À Bordeaux, il n’y pas d’échaudage de baies à date constate David Pernet, le directeur du service conseil du cabinet Sovivins, qui note qu’après les fortes températures de juin, la constitution des baies s’est adaptée aux fortes températures (« pellicules plus épaisses, plus de synthèse de composés secondaires, de polyphénols, et baies moins riches en eau avec un rapport matière solide/eau plus important »). Le consultant technique ajoute que les feuillages sont préservés à date, sauf pour de jeunes plants.

Arroser les jeunes plants

« Il faut apporter de l’eau aux plantations : l’eau c’est la vie ! Ne pas arroser une jeune plantation est une erreur. Il faut rafraîchir : jeunes plantations et complantations, même celles faites depuis quelques temps » conseille Delphine Bougès, la présidente du Syndicat des Pépiniéristes Viticulteurs de la Gironde et du Sud-Ouest, qui préconise une attention particulière aux sols asséchants (graves, sable, rochers...). Soulignant qu’il est plus sage de repousser les plantations encore prévues avec le coup de chaud actuel, la pépiniériste bordelaise note qu’il n’y a pas d’impact visible actuellement dans le vignoble bordelais. « Il faut arroser matin de bonne heure (avant 11 heures idéalement) ou le soir tard (si les températures sont retombées), ne pas éclabousser le feuillage pour éviter les brûlures et ne pas arroser l’après-midi (que ce soit pour éviter l'évaporation ou préserver les hommes) » poursuit Delphine Bougès, qui appelle à s’adapter en fonction de la météo.
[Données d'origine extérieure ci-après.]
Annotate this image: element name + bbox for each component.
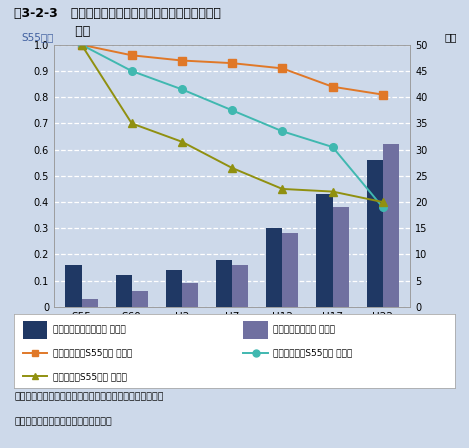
Bar xyxy=(266,228,282,307)
Bar xyxy=(182,283,198,307)
Bar xyxy=(166,270,182,307)
Bar xyxy=(243,321,267,339)
Text: イノシシ捕獲数（右軸 万頭）: イノシシ捕獲数（右軸 万頭） xyxy=(53,325,126,334)
Bar xyxy=(232,265,248,307)
Text: 総林家戸数（S55年比 左軸）: 総林家戸数（S55年比 左軸） xyxy=(53,348,132,357)
Bar xyxy=(82,299,98,307)
Bar xyxy=(216,260,232,307)
Bar xyxy=(66,265,82,307)
Text: S55年比: S55年比 xyxy=(21,33,53,43)
Bar xyxy=(333,207,348,307)
Text: 出典：農林業センサス・鳥獣関係統計: 出典：農林業センサス・鳥獣関係統計 xyxy=(14,418,112,426)
Text: 狩猟者数（S55年比 左軸）: 狩猟者数（S55年比 左軸） xyxy=(53,372,127,381)
Bar xyxy=(116,276,132,307)
Text: 総農家戸数（S55年比 左軸）: 総農家戸数（S55年比 左軸） xyxy=(273,348,353,357)
Text: 図3-2-3   山林における人の関わりの低下と野生鳥獣の: 図3-2-3 山林における人の関わりの低下と野生鳥獣の xyxy=(14,7,221,20)
Text: シカ捕獲数（右軸 万頭）: シカ捕獲数（右軸 万頭） xyxy=(273,325,335,334)
Bar xyxy=(282,233,298,307)
Bar xyxy=(317,194,333,307)
Bar xyxy=(23,321,47,339)
Text: 増加: 増加 xyxy=(14,25,91,38)
Bar xyxy=(132,291,148,307)
Text: （＊）イノシシ、シカの捕獲数のみ、平成２１年のデータ: （＊）イノシシ、シカの捕獲数のみ、平成２１年のデータ xyxy=(14,392,164,401)
Text: 万頭: 万頭 xyxy=(445,33,457,43)
Bar xyxy=(383,144,399,307)
Bar xyxy=(367,160,383,307)
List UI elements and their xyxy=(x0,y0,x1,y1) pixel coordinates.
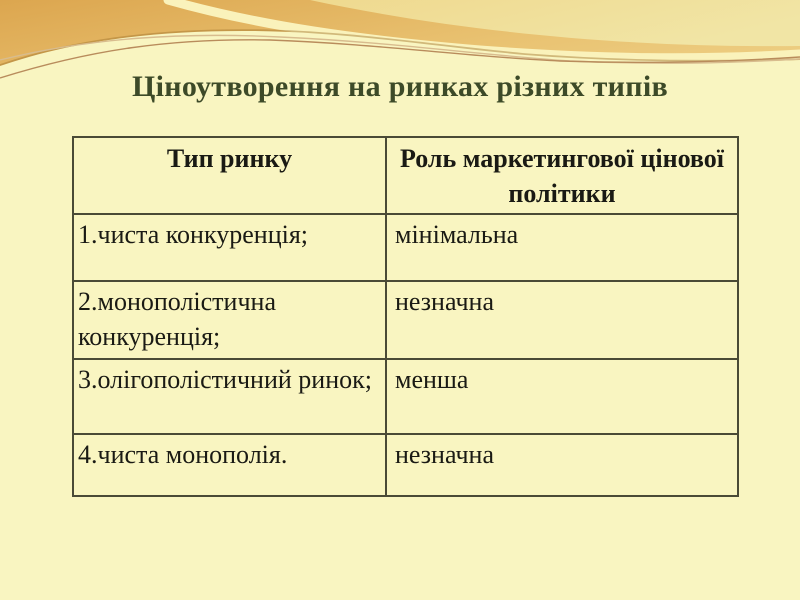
table-row: 2.монополістична конкуренція; незначна xyxy=(72,280,739,361)
wave-highlight-stripe xyxy=(163,0,800,63)
table-header-row: Тип ринку Роль маркетингової цінової пол… xyxy=(72,135,739,216)
wave-accent-line-dark xyxy=(0,39,800,79)
top-wave-decoration xyxy=(0,0,800,150)
table-row: 3.олігополістичний ринок; менша xyxy=(72,358,739,436)
cell-market-type-2: 2.монополістична конкуренція; xyxy=(72,280,387,361)
header-cell-market-type: Тип ринку xyxy=(72,135,387,216)
wave-cream-body xyxy=(0,30,800,150)
header-cell-pricing-role: Роль маркетингової цінової політики xyxy=(385,135,739,216)
wave-accent-line-light xyxy=(0,34,800,64)
wave-pale-region xyxy=(310,0,800,47)
table-row: 4.чиста монополія. незначна xyxy=(72,433,739,498)
cell-role-1: мінімальна xyxy=(385,213,739,283)
cell-market-type-1: 1.чиста конкуренція; xyxy=(72,213,387,283)
cell-role-4: незначна xyxy=(385,433,739,498)
cell-role-2: незначна xyxy=(385,280,739,361)
cell-role-3: менша xyxy=(385,358,739,436)
cell-market-type-4: 4.чиста монополія. xyxy=(72,433,387,498)
table-row: 1.чиста конкуренція; мінімальна xyxy=(72,213,739,283)
slide-title: Ціноутворення на ринках різних типів xyxy=(131,70,668,103)
pricing-table: Тип ринку Роль маркетингової цінової пол… xyxy=(72,135,739,498)
cell-market-type-3: 3.олігополістичний ринок; xyxy=(72,358,387,436)
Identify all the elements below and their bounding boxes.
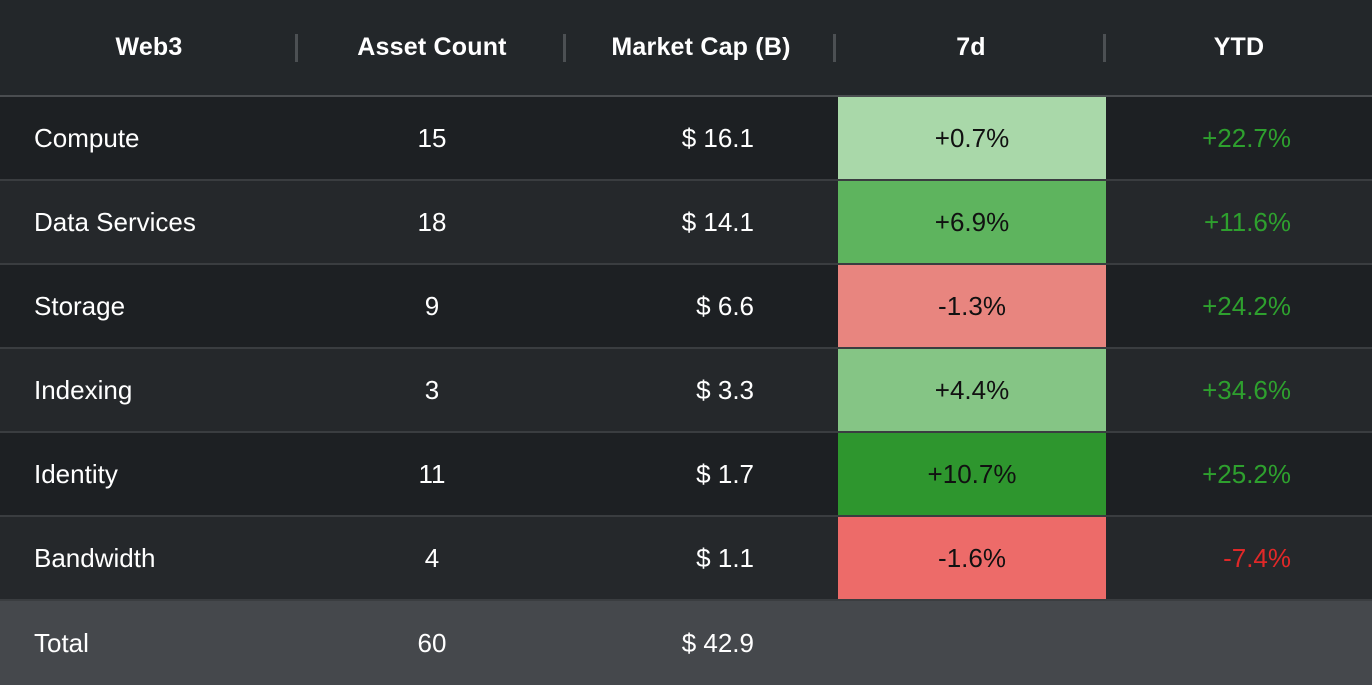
change-7d-cell: -1.3% [838, 265, 1106, 347]
table-row[interactable]: Identity 11 $ 1.7 +10.7% +25.2% [0, 433, 1372, 517]
column-header-label: 7d [956, 33, 986, 61]
change-7d-cell: +10.7% [838, 433, 1106, 515]
asset-count-cell: 4 [424, 542, 440, 573]
sector-name-cell: Indexing [34, 374, 133, 405]
market-cap-cell: $ 3.3 [696, 374, 754, 405]
table-row[interactable]: Indexing 3 $ 3.3 +4.4% +34.6% [0, 349, 1372, 433]
change-ytd-cell: +11.6% [1204, 206, 1291, 237]
table-header: Web3 Asset Count Market Cap (B) 7d YTD [0, 0, 1372, 97]
total-asset-count: 60 [417, 627, 447, 658]
market-cap-cell: $ 1.1 [696, 542, 754, 573]
change-ytd-cell: +25.2% [1202, 458, 1291, 489]
total-market-cap: $ 42.9 [681, 627, 754, 658]
column-header-label: Web3 [115, 33, 183, 61]
column-header-7d[interactable]: 7d [836, 0, 1106, 95]
market-cap-cell: $ 14.1 [681, 206, 754, 237]
change-ytd-cell: -7.4% [1223, 542, 1291, 573]
asset-count-cell: 9 [424, 290, 440, 321]
change-ytd-cell: +22.7% [1202, 122, 1291, 153]
sector-name-cell: Data Services [34, 206, 196, 237]
change-7d-cell: -1.6% [838, 517, 1106, 599]
sector-name-cell: Compute [34, 122, 140, 153]
column-header-asset-count[interactable]: Asset Count [298, 0, 566, 95]
column-resize-handle[interactable] [833, 34, 836, 62]
market-cap-cell: $ 16.1 [681, 122, 754, 153]
change-ytd-cell: +34.6% [1202, 374, 1291, 405]
market-cap-cell: $ 1.7 [696, 458, 754, 489]
change-7d-cell: +0.7% [838, 97, 1106, 179]
asset-count-cell: 18 [417, 206, 447, 237]
column-header-label: Asset Count [357, 33, 507, 61]
column-header-market-cap[interactable]: Market Cap (B) [566, 0, 836, 95]
column-header-label: Market Cap (B) [611, 33, 791, 61]
sector-name-cell: Bandwidth [34, 542, 156, 573]
asset-count-cell: 11 [418, 458, 446, 489]
market-cap-cell: $ 6.6 [696, 290, 754, 321]
table-row[interactable]: Storage 9 $ 6.6 -1.3% +24.2% [0, 265, 1372, 349]
column-resize-handle[interactable] [295, 34, 298, 62]
asset-count-cell: 15 [417, 122, 447, 153]
sector-name-cell: Identity [34, 458, 118, 489]
table-row[interactable]: Data Services 18 $ 14.1 +6.9% +11.6% [0, 181, 1372, 265]
total-7d-empty [836, 601, 1106, 685]
change-ytd-cell: +24.2% [1202, 290, 1291, 321]
change-7d-cell: +6.9% [838, 181, 1106, 263]
table-total-row: Total 60 $ 42.9 [0, 601, 1372, 685]
total-ytd-empty [1106, 601, 1372, 685]
sector-name-cell: Storage [34, 290, 126, 321]
table-body: Compute 15 $ 16.1 +0.7% +22.7% Data Services 1… [0, 97, 1372, 601]
column-header-label: YTD [1213, 33, 1265, 61]
asset-count-cell: 3 [424, 374, 440, 405]
change-7d-cell: +4.4% [838, 349, 1106, 431]
column-header-ytd[interactable]: YTD [1106, 0, 1372, 95]
table-row[interactable]: Bandwidth 4 $ 1.1 -1.6% -7.4% [0, 517, 1372, 601]
total-label: Total [34, 627, 89, 658]
column-header-web3[interactable]: Web3 [0, 0, 298, 95]
table-row[interactable]: Compute 15 $ 16.1 +0.7% +22.7% [0, 97, 1372, 181]
column-resize-handle[interactable] [1103, 34, 1106, 62]
column-resize-handle[interactable] [563, 34, 566, 62]
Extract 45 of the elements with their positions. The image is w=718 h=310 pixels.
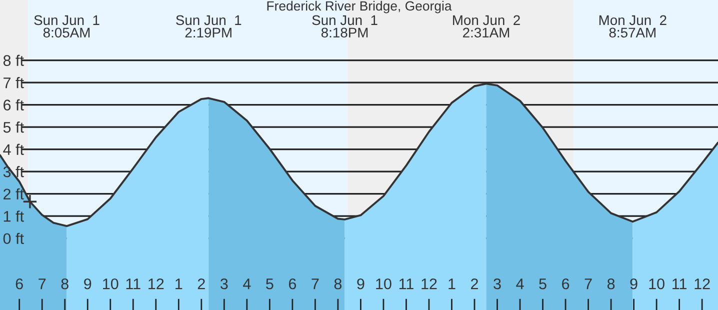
x-tick-label: 9 xyxy=(630,278,638,290)
x-tick-label: 5 xyxy=(539,278,546,290)
x-tick-label: 6 xyxy=(562,278,570,290)
x-tick-label: 7 xyxy=(38,278,46,290)
x2-tick-label: Sun Jun 1 8:18PM xyxy=(312,15,378,38)
y-tick-label: 5 ft xyxy=(3,122,24,133)
x-tick-label: 6 xyxy=(16,278,23,290)
x-tick-label: 12 xyxy=(694,278,710,290)
y-tick-label: 8 ft xyxy=(3,54,24,66)
x-tick-label: 11 xyxy=(126,278,140,290)
x-tick-label: 1 xyxy=(176,278,182,290)
x-tick-label: 5 xyxy=(266,278,274,290)
x-tick-label: 9 xyxy=(84,278,92,290)
y-tick-label: 0 ft xyxy=(3,232,24,244)
x-tick-label: 7 xyxy=(312,278,319,290)
y-tick-label: 2 ft xyxy=(4,188,24,200)
x-tick-label: 8 xyxy=(61,278,68,290)
y-tick-label: 7 ft xyxy=(4,77,24,88)
y-tick-label: 4 ft xyxy=(3,144,24,155)
x-tick-label: 4 xyxy=(243,278,251,290)
x-tick-label: 10 xyxy=(649,278,664,290)
y-tick-label: 1 ft xyxy=(4,210,24,222)
x-tick-label: 8 xyxy=(334,278,342,290)
x2-tick-label: Mon Jun 2 8:57AM xyxy=(599,15,666,38)
x-tick-label: 11 xyxy=(399,278,414,290)
x2-tick-label: Sun Jun 1 8:05AM xyxy=(34,15,100,38)
x-tick-label: 3 xyxy=(220,278,228,290)
x-tick-label: 11 xyxy=(672,278,686,290)
x2-tick-label: Mon Jun 2 2:31AM xyxy=(453,15,520,38)
x-tick-label: 7 xyxy=(584,278,592,290)
x-tick-label: 2 xyxy=(471,278,478,290)
chart-title: Frederick River Bridge, Georgia xyxy=(267,0,452,14)
x-tick-label: 9 xyxy=(357,278,364,290)
x-tick-label: 8 xyxy=(607,278,615,290)
y-tick-label: 6 ft xyxy=(4,99,24,111)
x2-tick-label: Sun Jun 1 2:19PM xyxy=(176,15,242,38)
x-tick-label: 3 xyxy=(494,278,501,290)
x-tick-label: 2 xyxy=(198,278,205,290)
x-tick-label: 10 xyxy=(376,278,392,290)
x-tick-label: 10 xyxy=(103,278,118,290)
x-tick-label: 12 xyxy=(422,278,437,290)
x-tick-label: 1 xyxy=(448,278,456,290)
x-tick-label: 6 xyxy=(288,278,296,290)
x-tick-label: 12 xyxy=(148,278,164,290)
x-tick-label: 4 xyxy=(516,278,524,290)
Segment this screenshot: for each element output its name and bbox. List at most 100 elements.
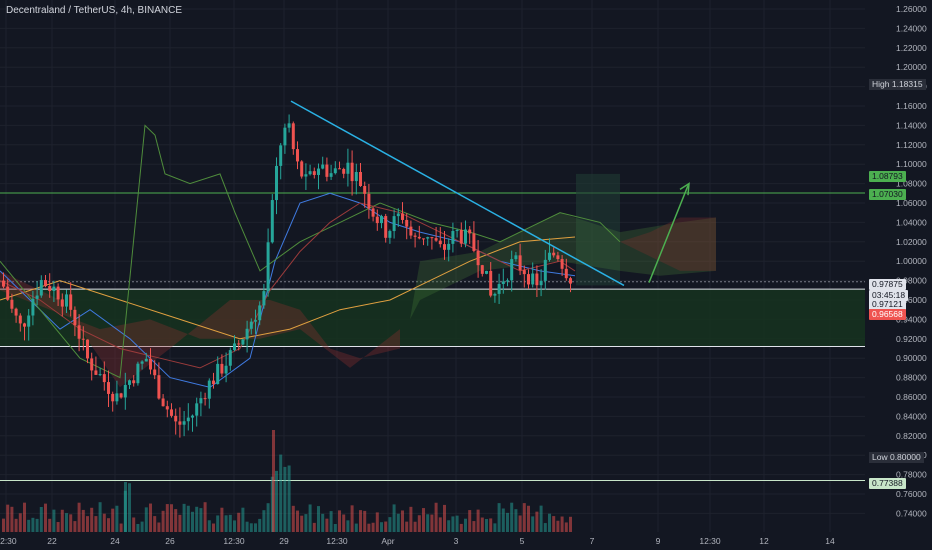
candle-body bbox=[480, 265, 484, 274]
volume-bar bbox=[426, 514, 430, 532]
volume-bar bbox=[119, 523, 123, 532]
candle-body bbox=[552, 252, 556, 256]
candle-body bbox=[48, 286, 52, 291]
candle-body bbox=[556, 255, 560, 260]
volume-bar bbox=[564, 522, 568, 532]
volume-bar bbox=[375, 512, 379, 532]
volume-bar bbox=[220, 507, 224, 532]
volume-bar bbox=[241, 507, 245, 532]
low-badge: Low 0.80000 bbox=[869, 452, 924, 463]
volume-bar bbox=[321, 513, 325, 532]
candle-body bbox=[249, 321, 253, 329]
volume-bar bbox=[438, 517, 442, 532]
volume-bar bbox=[44, 503, 47, 532]
candle-body bbox=[86, 339, 89, 359]
price-tick-label: 1.00000 bbox=[896, 256, 927, 266]
volume-bar bbox=[325, 518, 329, 532]
candle-body bbox=[279, 145, 283, 166]
price-tick-label: 0.78000 bbox=[896, 470, 927, 480]
candle-body bbox=[384, 216, 388, 238]
volume-bar bbox=[472, 521, 476, 532]
candle-body bbox=[195, 403, 199, 416]
candle-body bbox=[262, 291, 266, 306]
volume-bar bbox=[422, 508, 425, 532]
candle-body bbox=[266, 242, 270, 292]
candle-body bbox=[296, 149, 299, 162]
candle-body bbox=[409, 226, 413, 236]
projection-arrow-head bbox=[679, 182, 690, 196]
candle-body bbox=[98, 374, 102, 376]
volume-bar bbox=[94, 516, 98, 532]
descending-trendline bbox=[290, 100, 625, 287]
volume-bar bbox=[380, 522, 383, 532]
volume-bar bbox=[522, 503, 526, 532]
volume-bar bbox=[228, 514, 232, 532]
candle-body bbox=[39, 280, 43, 296]
volume-bar bbox=[497, 503, 501, 532]
volume-bar bbox=[396, 513, 400, 532]
volume-bar bbox=[552, 516, 556, 532]
candle-body bbox=[300, 161, 304, 177]
price-tick-label: 0.98000 bbox=[896, 276, 927, 286]
volume-bar bbox=[195, 506, 199, 532]
time-tick-label: 29 bbox=[279, 536, 289, 546]
volume-bar bbox=[275, 470, 278, 532]
volume-bar bbox=[262, 510, 266, 532]
candle-body bbox=[543, 259, 547, 281]
volume-bar bbox=[149, 503, 152, 532]
symbol-title[interactable]: Decentraland / TetherUS, 4h, BINANCE bbox=[6, 5, 183, 16]
price-tick-label: 1.22000 bbox=[896, 43, 927, 53]
volume-bar bbox=[18, 513, 22, 532]
candle-body bbox=[489, 270, 493, 296]
price-tick-label: 1.02000 bbox=[896, 237, 927, 247]
candle-body bbox=[128, 380, 131, 385]
volume-bar bbox=[27, 519, 31, 532]
volume-bar bbox=[31, 517, 35, 532]
candle-body bbox=[144, 358, 148, 362]
candle-body bbox=[371, 208, 375, 217]
volume-bar bbox=[178, 514, 182, 532]
price-tick-label: 0.94000 bbox=[896, 314, 927, 324]
volume-bar bbox=[174, 509, 178, 532]
candle-body bbox=[321, 164, 325, 169]
candle-body bbox=[18, 315, 22, 324]
level-badge-1: 1.08793 bbox=[869, 171, 906, 182]
candle-body bbox=[157, 375, 161, 399]
candle-body bbox=[422, 238, 425, 240]
volume-bar bbox=[291, 505, 295, 532]
volume-bar bbox=[60, 509, 64, 532]
target-box bbox=[576, 173, 620, 286]
volume-bar bbox=[405, 521, 409, 532]
candle-body bbox=[476, 250, 480, 266]
volume-bar bbox=[207, 520, 211, 532]
volume-bar bbox=[296, 510, 299, 532]
candle-body bbox=[506, 280, 509, 282]
volume-bar bbox=[384, 521, 388, 532]
candle-body bbox=[233, 343, 236, 351]
volume-bar bbox=[468, 510, 472, 532]
candle-body bbox=[182, 421, 186, 425]
candle-body bbox=[304, 174, 308, 177]
low-label: Low bbox=[872, 452, 888, 462]
price-tick-label: 0.90000 bbox=[896, 353, 927, 363]
volume-bar bbox=[359, 510, 362, 532]
candle-body bbox=[333, 168, 337, 174]
volume-bar bbox=[514, 509, 518, 532]
volume-bar bbox=[224, 515, 228, 532]
candle-body bbox=[178, 421, 182, 425]
volume-bar bbox=[518, 515, 522, 532]
volume-bar bbox=[128, 483, 131, 532]
volume-bar bbox=[346, 520, 350, 532]
candlesticks bbox=[2, 114, 572, 438]
volume-bar bbox=[338, 510, 341, 532]
volume-bar bbox=[304, 514, 308, 532]
candle-body bbox=[531, 273, 535, 285]
volume-bar bbox=[90, 507, 94, 532]
volume-bar bbox=[489, 518, 493, 532]
price-tick-label: 1.24000 bbox=[896, 23, 927, 33]
candle-body bbox=[354, 172, 358, 182]
time-tick-label: Apr bbox=[381, 536, 394, 546]
candle-body bbox=[60, 299, 64, 307]
candle-body bbox=[149, 358, 152, 370]
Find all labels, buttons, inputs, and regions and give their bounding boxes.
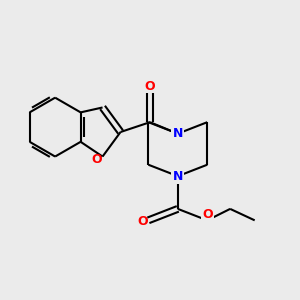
Text: N: N (172, 170, 183, 183)
Text: O: O (92, 153, 102, 166)
Text: N: N (172, 127, 183, 140)
Text: O: O (137, 215, 148, 229)
Text: O: O (202, 208, 213, 221)
Text: O: O (145, 80, 155, 93)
Dans le Sud-Ouest, « pour le moment, les vignes ne souffrent pas de la canicule (à part les jeunes vignes qu’il faut arroser) » rapporte Vincent Piquemal, le président des vignerons indépendants d’Occitanie, glissant que « si vous rappelez dans 8 jours, peut-être que je ne dirai pas la même chose… » Car les chaudes températures de cette semaine ne vont pas cesser, au contraire elles vont s’intensifier. « Il semblerait, tous les modèles allant dans ce sens : le lundi 18 pourrait être une journée de températures historiques en France » indique Emmanuel Buisson, directeur de recherche et d’innovation Weather Measures (Weenat), qui fait état de chaleurs se maintenant cette fin de semaine sur les secteurs du Gard et du Sud-Ouest (Sud de la Garonne : Landes, Bordeaux, Pau, Toulouse…), alors que « le reste France va respirer un peu (30 à 35°C) ». Déjà forte, l'évapotranspiration des vignes s'annonce encore plus élevée dans les prochains jours : entre ralentissement et blocage du cycle phénologique.

Conditions extrêmes

Une nouvelle dynamique s’enclenchera dès le samedi soir, avec une montée de chaleur par la Vallée du Rhône sur l’arc méditerranéen, puis à partir de dimanche par une vague de chaleur remontant sur la côte ouest. Il y aura en début de semaine un « pic assez impressionnant sur la moitié Ouest (sur ligne Paris-Montpellier). C’est la première fois que je vois ça (40°C à Nantes, 38°C à Brest…). On va frôler les 40°C : je ne serai pas étonné que l’on flirte avec les 38 à 42°C sur toute la façade atlantique » avance Emmanuel Buisson, qui indique que cette masse d’air chaud va se décaler vers l’Est à partir du mardi 19 juillet, pour être évacuée mercredi 20 juillet. Si ces « conditions extrêmes » devraient s’apaiser, il n’y a pas de pluies prévues à court-terme et un retour de canicule n’est pas impossible par la suite prévient Emmanuel Buisson, expliquant ces phénomènes par un positionnement inhabituel de masses d’air atmosphérique (avec un renforcement conditions anticycloniques sur la zone méditerranéenne et une goutte froide à l’ouest des côtes du Portugal). Très chauds, les prochains jours sont incertains dans le vignoble.Seul point positif actuel, à Bordeaux « les nuits restent assez fraîches, ce qui est très important pour permettre la récupération des vignes » note David Pernet, qui ajoute que « chaque jour il y a un peu plus de contrainte hydrique. Avec 15 jours à venir sans eau, le stress thermique pourrait devenir hydrique. »

 

« Le réchauffement climatique, on le subit vraiment » pointe Anthony Bafoil, le viticulteur gardois notant que « l’eau nous manque : il va falloir une volonté politique pour pouvoir stocker l’eau quand elle tombe beaucoup pour pouvoir l’utiliser quand elle manque. » En parallèle de la question des retenues collinaires, se pose celle de l'assurance climatique. « La succession d’aléas climatiques est effroyable : on est mal assurés par le truchement de la moyenne olympique » pointe Vincent Piquemal, qui en sait quelque chose pour avoir subi gelées et grêle ces derniers millésimes. Ravagé par les grêlons en juin, son domaine de Danis (40 hectares en AOP Armagnac et IGP Côtes de Gascogne) n’aura pas récolte en 2022 : « c’est réglé chez moi… Ce qui pose souci, chaleurs bloquent la pousse après taille : comme pendant mois d’août, quand le chaud bloque » rapporte Vincent Piquemal, notant n'être qu'à la mi-juillet…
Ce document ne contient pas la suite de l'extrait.